China is a country that inspires the most awesome statistics, not least of which is its population of over 1260 million people. As this vast country shrugs off its isolationist cloak and opens its borders to the rest of world, those awe-inspiring numbers keep growing.
It's estimated that during the reconstruction of Shanghai, one-fifth of the world's cranes were employed on building sites throughout the city. This dramatic increase in activity drew international corporations such as Sony, who were keen to make the statistics add up in their favour. The company's new gallery, in a refurbished 1930s building, attracted half a million visitors in its first four months.

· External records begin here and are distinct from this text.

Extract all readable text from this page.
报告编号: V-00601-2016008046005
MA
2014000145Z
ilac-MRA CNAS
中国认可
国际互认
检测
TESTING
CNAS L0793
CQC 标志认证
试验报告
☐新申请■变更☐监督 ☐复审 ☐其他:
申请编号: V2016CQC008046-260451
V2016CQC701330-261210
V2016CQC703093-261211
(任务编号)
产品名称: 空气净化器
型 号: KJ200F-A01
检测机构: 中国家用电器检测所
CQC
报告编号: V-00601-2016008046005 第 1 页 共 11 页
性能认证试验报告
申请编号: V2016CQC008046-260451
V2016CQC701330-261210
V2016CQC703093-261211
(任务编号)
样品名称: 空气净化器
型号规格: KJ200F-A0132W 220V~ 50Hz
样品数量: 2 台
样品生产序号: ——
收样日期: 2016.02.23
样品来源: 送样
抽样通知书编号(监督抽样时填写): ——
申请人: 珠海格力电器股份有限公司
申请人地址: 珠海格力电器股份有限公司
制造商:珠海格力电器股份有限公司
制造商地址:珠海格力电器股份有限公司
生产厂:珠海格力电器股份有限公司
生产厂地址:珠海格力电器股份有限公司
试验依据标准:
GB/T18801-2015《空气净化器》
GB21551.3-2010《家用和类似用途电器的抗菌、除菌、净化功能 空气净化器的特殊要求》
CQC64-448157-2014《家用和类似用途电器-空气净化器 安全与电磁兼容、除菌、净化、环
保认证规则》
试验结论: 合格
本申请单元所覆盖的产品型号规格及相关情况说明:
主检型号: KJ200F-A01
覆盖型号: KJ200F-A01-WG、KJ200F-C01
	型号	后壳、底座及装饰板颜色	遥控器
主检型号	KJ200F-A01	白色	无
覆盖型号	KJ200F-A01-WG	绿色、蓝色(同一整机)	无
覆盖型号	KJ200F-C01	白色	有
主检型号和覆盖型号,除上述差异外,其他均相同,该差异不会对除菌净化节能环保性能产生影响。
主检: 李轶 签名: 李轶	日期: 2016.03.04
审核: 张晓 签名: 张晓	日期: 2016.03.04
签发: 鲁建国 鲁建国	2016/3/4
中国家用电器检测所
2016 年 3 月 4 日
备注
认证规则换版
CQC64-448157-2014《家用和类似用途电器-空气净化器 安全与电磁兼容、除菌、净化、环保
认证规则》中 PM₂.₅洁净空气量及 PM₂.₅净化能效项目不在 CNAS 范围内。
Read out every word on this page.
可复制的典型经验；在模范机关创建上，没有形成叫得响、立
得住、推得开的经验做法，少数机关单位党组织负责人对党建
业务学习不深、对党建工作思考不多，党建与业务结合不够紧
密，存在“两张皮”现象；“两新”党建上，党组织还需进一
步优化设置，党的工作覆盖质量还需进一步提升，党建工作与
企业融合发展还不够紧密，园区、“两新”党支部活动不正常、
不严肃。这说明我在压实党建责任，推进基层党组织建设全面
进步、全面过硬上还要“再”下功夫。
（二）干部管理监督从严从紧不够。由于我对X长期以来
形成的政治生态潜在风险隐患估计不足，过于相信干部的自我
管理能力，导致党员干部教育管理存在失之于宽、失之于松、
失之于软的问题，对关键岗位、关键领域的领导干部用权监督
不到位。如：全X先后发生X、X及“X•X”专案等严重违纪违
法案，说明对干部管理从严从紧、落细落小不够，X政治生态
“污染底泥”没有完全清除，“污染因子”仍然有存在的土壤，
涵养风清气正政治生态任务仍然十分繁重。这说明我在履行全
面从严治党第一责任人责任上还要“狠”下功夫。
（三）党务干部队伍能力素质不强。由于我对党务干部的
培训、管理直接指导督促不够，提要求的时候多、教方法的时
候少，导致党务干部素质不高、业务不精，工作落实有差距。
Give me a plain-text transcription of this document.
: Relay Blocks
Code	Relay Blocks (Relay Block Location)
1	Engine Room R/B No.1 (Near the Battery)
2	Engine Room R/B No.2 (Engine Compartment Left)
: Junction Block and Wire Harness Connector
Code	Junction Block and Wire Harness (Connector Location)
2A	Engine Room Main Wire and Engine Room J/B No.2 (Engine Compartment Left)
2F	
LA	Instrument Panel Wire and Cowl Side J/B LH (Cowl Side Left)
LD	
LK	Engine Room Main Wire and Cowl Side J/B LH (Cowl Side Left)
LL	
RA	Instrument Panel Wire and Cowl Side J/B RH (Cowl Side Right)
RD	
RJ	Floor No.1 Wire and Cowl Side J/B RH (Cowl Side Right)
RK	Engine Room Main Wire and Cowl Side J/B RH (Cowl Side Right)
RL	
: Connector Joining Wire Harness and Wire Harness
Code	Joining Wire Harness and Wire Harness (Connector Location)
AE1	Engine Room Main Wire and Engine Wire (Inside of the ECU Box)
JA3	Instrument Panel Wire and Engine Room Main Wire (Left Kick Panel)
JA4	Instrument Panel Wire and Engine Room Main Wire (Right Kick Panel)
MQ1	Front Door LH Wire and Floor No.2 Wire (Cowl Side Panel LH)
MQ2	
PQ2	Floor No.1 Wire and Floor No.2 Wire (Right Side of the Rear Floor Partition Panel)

Located in the historic French concession along the city's premier high street Huai Hai Road, the Sony gallery occupies 929m² over three storeys. Architect Eric Lagerquist says the gallery showcases the company's innovative and constantly evolving entertainment-based technology.
"It's about making up for the 50-year technology gap by presenting the Sony brand as an innovator in products that possess a functional aesthetic."
The introduction is immediate and overwhelming as the visitor steps from the cobblestone streets of old Shanghai. At the front entrance they are confronted by a 12m long tunnel lined with overlapping stainless steel sheets, which is designed to resemble the scales of a dragon.
This metal skin is hung with 20 four-foot rear projection screens, six LCD monitors and eight speakers, engulfing the visitor in an audiovisual display.
Inside the tunnel, visitors register and receive FeliCa cards. Devised by branding firm Duffy & Partners, these cards are a valuable market research tool. Visitors are encouraged to swipe their FeliCa cards at interactive display points throughout the gallery, collecting points for prizes such as free T-shirts and other Sony merchandise.
Upon emerging from the tunnel, the first exhibit is the Walkman Gallery. Designed by Duffy Asia, it shows the evolution of this iconic product since it was first introduced by Sony in the late 1970s.